The four-floor Gateway Lofts project makes a lot of sense except for one little detail — the $34 million price tag.
Southern Tier Environments for Living, the YWCA of Jamestown and Community Helping Hands have put a lot of thought into the project.
Two of the four floors of the apartment building will be used for housing non-violent offenders going through addiction treatment programs. The third floor will be for YWCA case management clients. It will be secured and the YWCA will provide 24-hour, seven-days-a-week staff to support single parents and children. The fourth floor of the building will be operated by STEL for people in treatment programs with 25 one bedroom and studio apartments secured and staffed by STEL for non-violent offenders with mental health or drug addiction issues. There will be a referral process for third and fourth floor apartments.

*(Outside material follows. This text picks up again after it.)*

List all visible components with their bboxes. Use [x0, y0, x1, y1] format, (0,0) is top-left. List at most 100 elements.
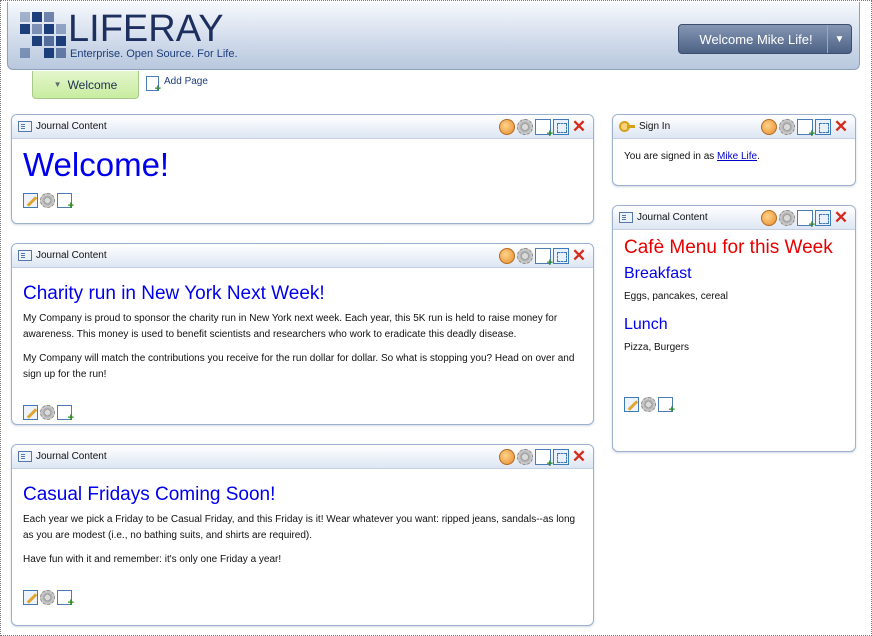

The Gateway Lofts project is filling a void both in finding housing where those fighting drug addiction can be close to their treatment support system and for single-parent families who can often struggle to find clean, safe housing for their children.
What a price tag, though. The four-floor Gateway Lofts project is only four million dollars shy of the new luxury hotel that opens soon in Celoron. How does safe, clean housing for people who need help come close to the price tag for a luxury lakefront hotel catering to wealthy tourists? One has to wonder, for that price, if it makes more sense to start fresh in a new building rather than try to retrofit an old manufacturing space. Adaptive reuse is a nice buzzword for these types of projects. Proponents of adaptive reuse often fail to mention that the practice is often paid for by taxpayers through state and federal grants. It would be interesting to see what the price tag for this project is in a new construction project compared to renovating a building constructed in 1897.